Results of the work, done in gerbils, were reported online Wednesday in the journal Nature by a team led by Dr. Marcelo Rivolta of the University of Sheffield in England.

To make the gerbils deaf in one ear, scientists killed nerve cells that transmit information from the ear to the brain. The experiment was aimed at replacing those cells.

Human embryonic stem cells can be manipulated to produce any type of cell. Using them is controversial because they are initially obtained by destroying embryos. Once recovered, stem cells can be grown and maintained in a lab and the experiment used cells from lab cultures.

The stem cells were used to make immature nerve cells. Those were then transplanted into the deaf ears of 18 gerbils.

Ten weeks later, the rodents' hearing ability had improved by an average of 46%, with recovery ranging from modest to almost complete, the researchers reported.

And how did they know the gerbils could hear in their deafened ears? They measured hearing ability by recording the response of the brain stem to sound.

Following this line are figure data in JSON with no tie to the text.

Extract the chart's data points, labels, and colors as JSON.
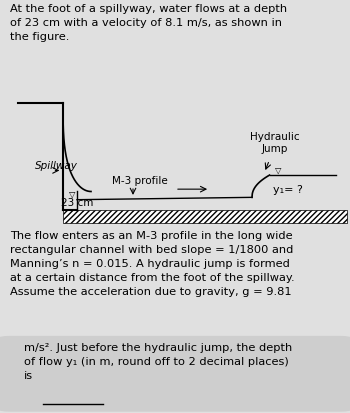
{
  "bg_color": "#e0e0e0",
  "answer_box_color": "#cecece",
  "text_color": "#000000",
  "title_text": "At the foot of a spillyway, water flows at a depth\nof 23 cm with a velocity of 8.1 m/s, as shown in\nthe figure.",
  "body_text": "The flow enters as an M-3 profile in the long wide\nrectangular channel with bed slope = 1/1800 and\nManning’s n = 0.015. A hydraulic jump is formed\nat a certain distance from the foot of the spillway.\nAssume the acceleration due to gravity, g = 9.81",
  "answer_text": "m/s². Just before the hydraulic jump, the depth\nof flow y₁ (in m, round off to 2 decimal places)\nis",
  "label_spillway": "Spillway",
  "label_m3": "M-3 profile",
  "label_23cm": "23 cm",
  "label_y1": "y₁= ?",
  "label_hj1": "Hydraulic",
  "label_hj2": "Jump",
  "fig_width": 3.5,
  "fig_height": 4.13,
  "dpi": 100
}
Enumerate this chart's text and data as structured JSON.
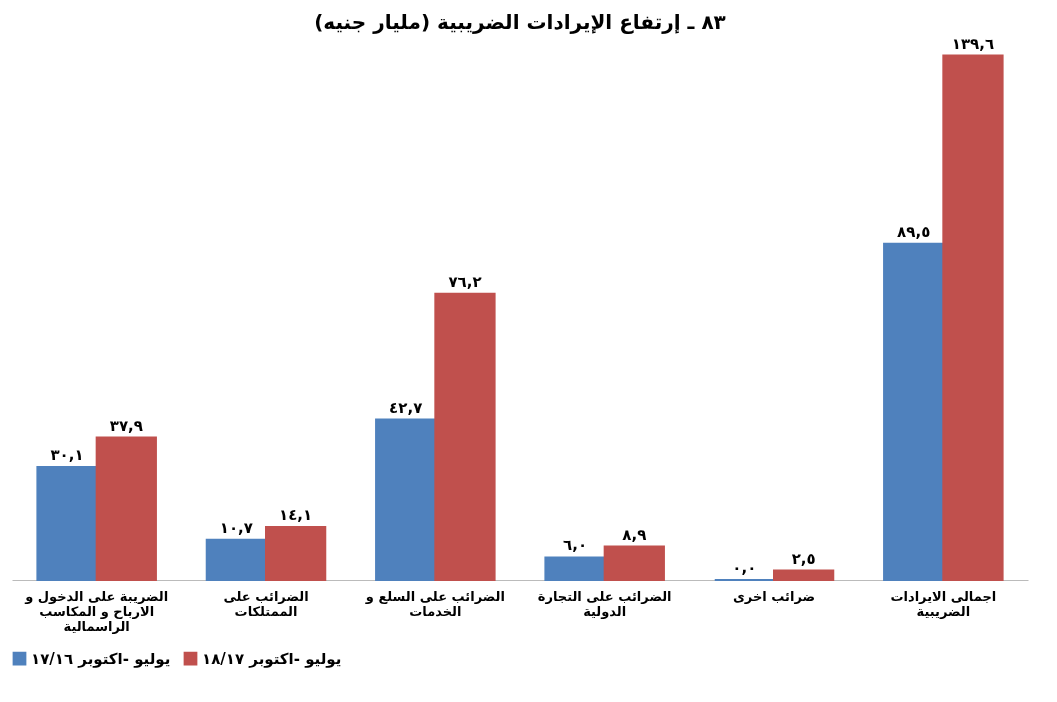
{
  "chart_data": {
    "type": "bar",
    "title": "٨٣ ـ إرتفاع الإيرادات الضريبية (مليار جنيه)",
    "categories": [
      "الضريبة على الدخول و الارباح و المكاسب الراسمالية",
      "الضرائب على الممتلكات",
      "الضرائب على السلع و الخدمات",
      "الضرائب على التجارة الدولية",
      "ضرائب اخرى",
      "اجمالى الايرادات الضريبية"
    ],
    "series": [
      {
        "name": "يوليو -اكتوبر ١٧/١٦",
        "color": "#4f81bd",
        "values": [
          30.1,
          10.7,
          42.7,
          6.0,
          0.0,
          89.5
        ],
        "value_labels": [
          "٣٠,١",
          "١٠,٧",
          "٤٢,٧",
          "٦,٠",
          "٠,٠",
          "٨٩,٥"
        ]
      },
      {
        "name": "يوليو -اكتوبر ١٨/١٧",
        "color": "#c0504d",
        "values": [
          37.9,
          14.1,
          76.2,
          8.9,
          2.5,
          139.6
        ],
        "value_labels": [
          "٣٧,٩",
          "١٤,١",
          "٧٦,٢",
          "٨,٩",
          "٢,٥",
          "١٣٩,٦"
        ]
      }
    ],
    "legend": "bottom",
    "grid": false
  }
}
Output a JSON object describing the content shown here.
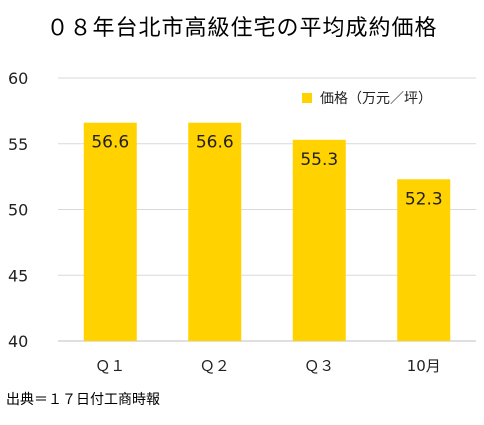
{
  "title": "０８年台北市高級住宅の平均成約価格",
  "source": "出典＝１７日付工商時報",
  "colors": {
    "bar": "#FFD200",
    "grid": "#D9D9D9",
    "text": "#222222"
  },
  "chart_data": {
    "type": "bar",
    "title": "０８年台北市高級住宅の平均成約価格",
    "categories": [
      "Ｑ１",
      "Ｑ２",
      "Ｑ３",
      "10月"
    ],
    "series": [
      {
        "name": "価格（万元／坪）",
        "values": [
          56.6,
          56.6,
          55.3,
          52.3
        ]
      }
    ],
    "data_labels": [
      "56.6",
      "56.6",
      "55.3",
      "52.3"
    ],
    "ylim": [
      40,
      60
    ],
    "yticks": [
      40,
      45,
      50,
      55,
      60
    ],
    "ytick_labels": [
      "40",
      "45",
      "50",
      "55",
      "60"
    ],
    "grid": true,
    "legend_position": "top-right"
  }
}
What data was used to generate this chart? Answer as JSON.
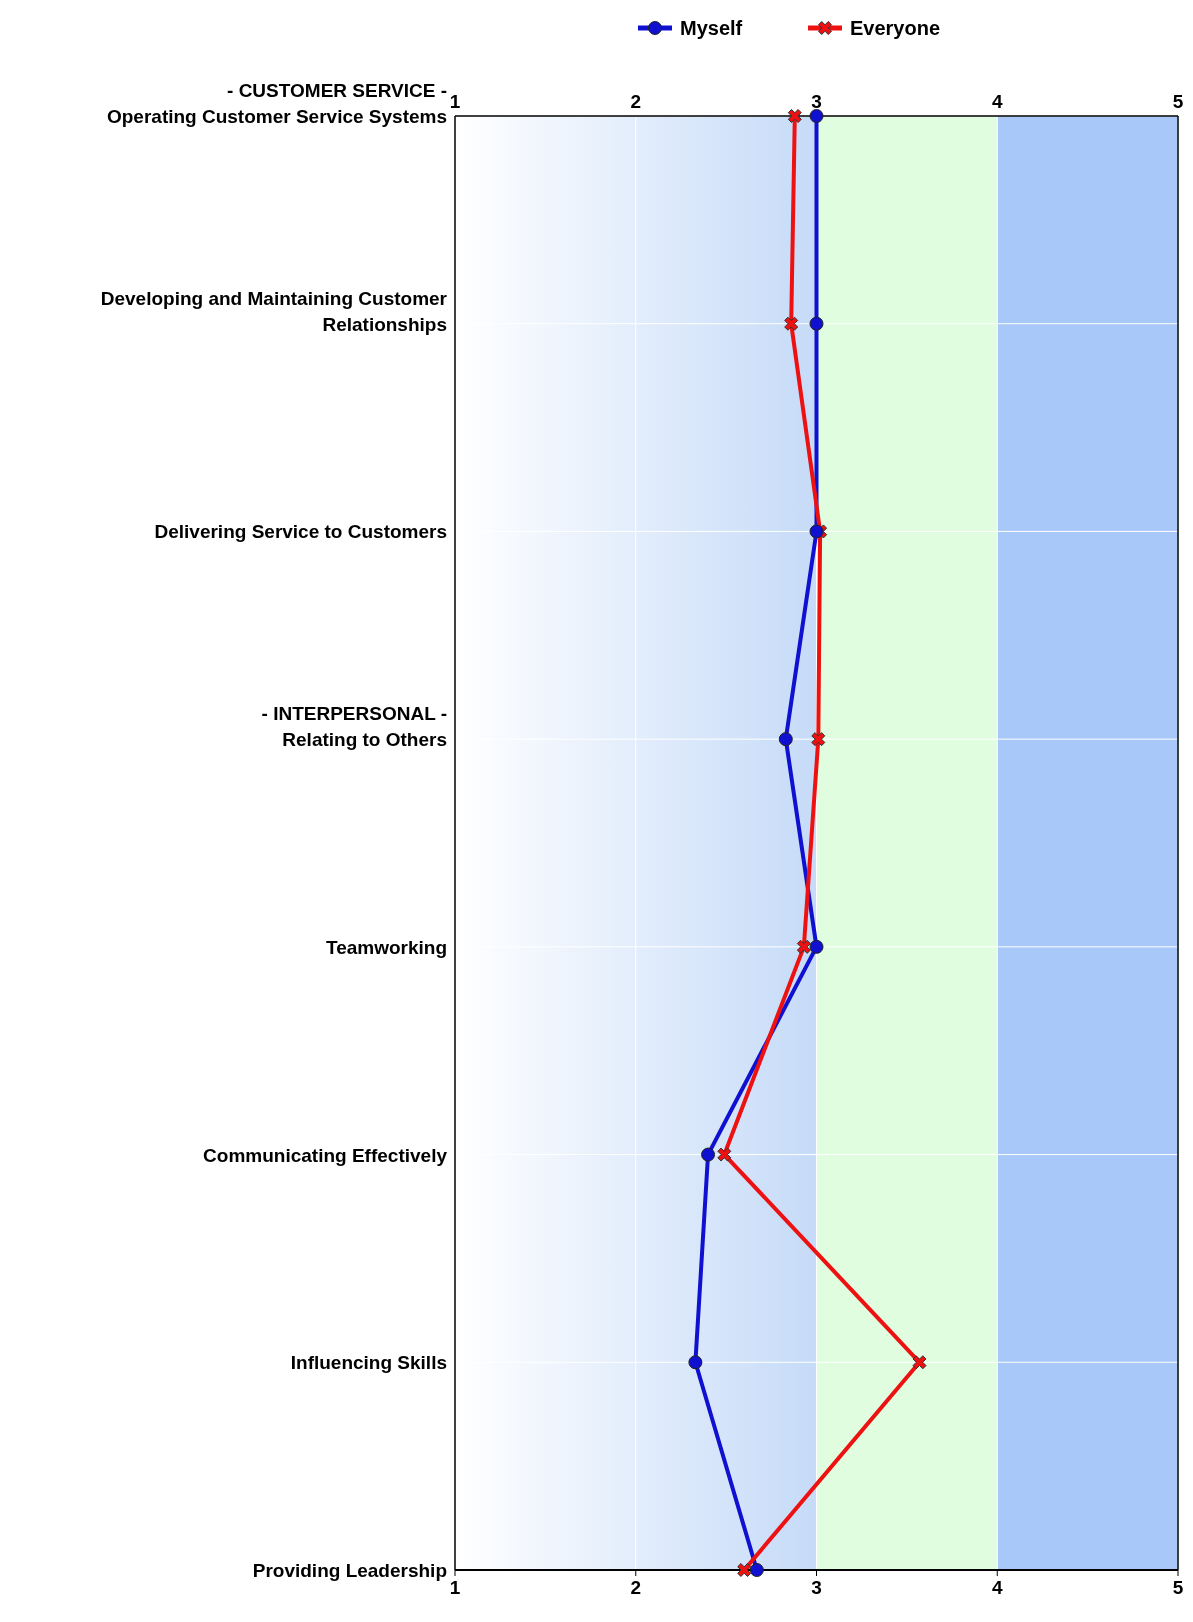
{
  "chart_data": {
    "type": "line",
    "orientation": "horizontal",
    "categories": [
      "- CUSTOMER SERVICE -\nOperating Customer Service Systems",
      "Developing and Maintaining Customer\nRelationships",
      "Delivering Service to Customers",
      "- INTERPERSONAL -\nRelating to Others",
      "Teamworking",
      "Communicating Effectively",
      "Influencing Skills",
      "Providing Leadership"
    ],
    "series": [
      {
        "name": "Myself",
        "color": "#1010d0",
        "marker": "circle",
        "values": [
          3.0,
          3.0,
          3.0,
          2.83,
          3.0,
          2.4,
          2.33,
          2.67
        ]
      },
      {
        "name": "Everyone",
        "color": "#ee1111",
        "marker": "cross",
        "values": [
          2.88,
          2.86,
          3.02,
          3.01,
          2.93,
          2.49,
          3.57,
          2.6
        ]
      }
    ],
    "xlim": [
      1,
      5
    ],
    "xticks": [
      1,
      2,
      3,
      4,
      5
    ],
    "x2lim": [
      1,
      5
    ],
    "x2ticks": [
      1,
      2,
      3,
      4,
      5
    ],
    "bands": [
      {
        "axis": "x",
        "from": 1,
        "to": 3,
        "color": "#c6dbf8"
      },
      {
        "axis": "x",
        "from": 3,
        "to": 4,
        "color": "#e0fde0"
      },
      {
        "axis": "x",
        "from": 4,
        "to": 5,
        "color": "#a9c8fa"
      }
    ],
    "grid": true,
    "legend": "top"
  }
}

The gerbils were kept on medication to avoid rejecting the human cells, much like people who get transplants of human organs, Rivolta said. But that might not be necessary if the procedure proceeds to people, he said. Scientists may be able to work with stem cells that closely match a patient, or even use a different technology to make the transplanted cells from a patient's own tissue, he said.

Rivolta's team also reported making immature versions of a second kind of inner-ear cell. Transplants of those cells might be able to treat far more cases of hearing loss. But the team has not yet tested these in animals, Rivolta said.

Yehoash Raphael of the University of Michigan, who didn't participate in the work, said it's possible the stem cell transplants worked by stimulating the gerbils' own few remaining nerve cells, rather than creating new ones. But either way, "this is a big step forward in use of stem cells for treating deafness," he said.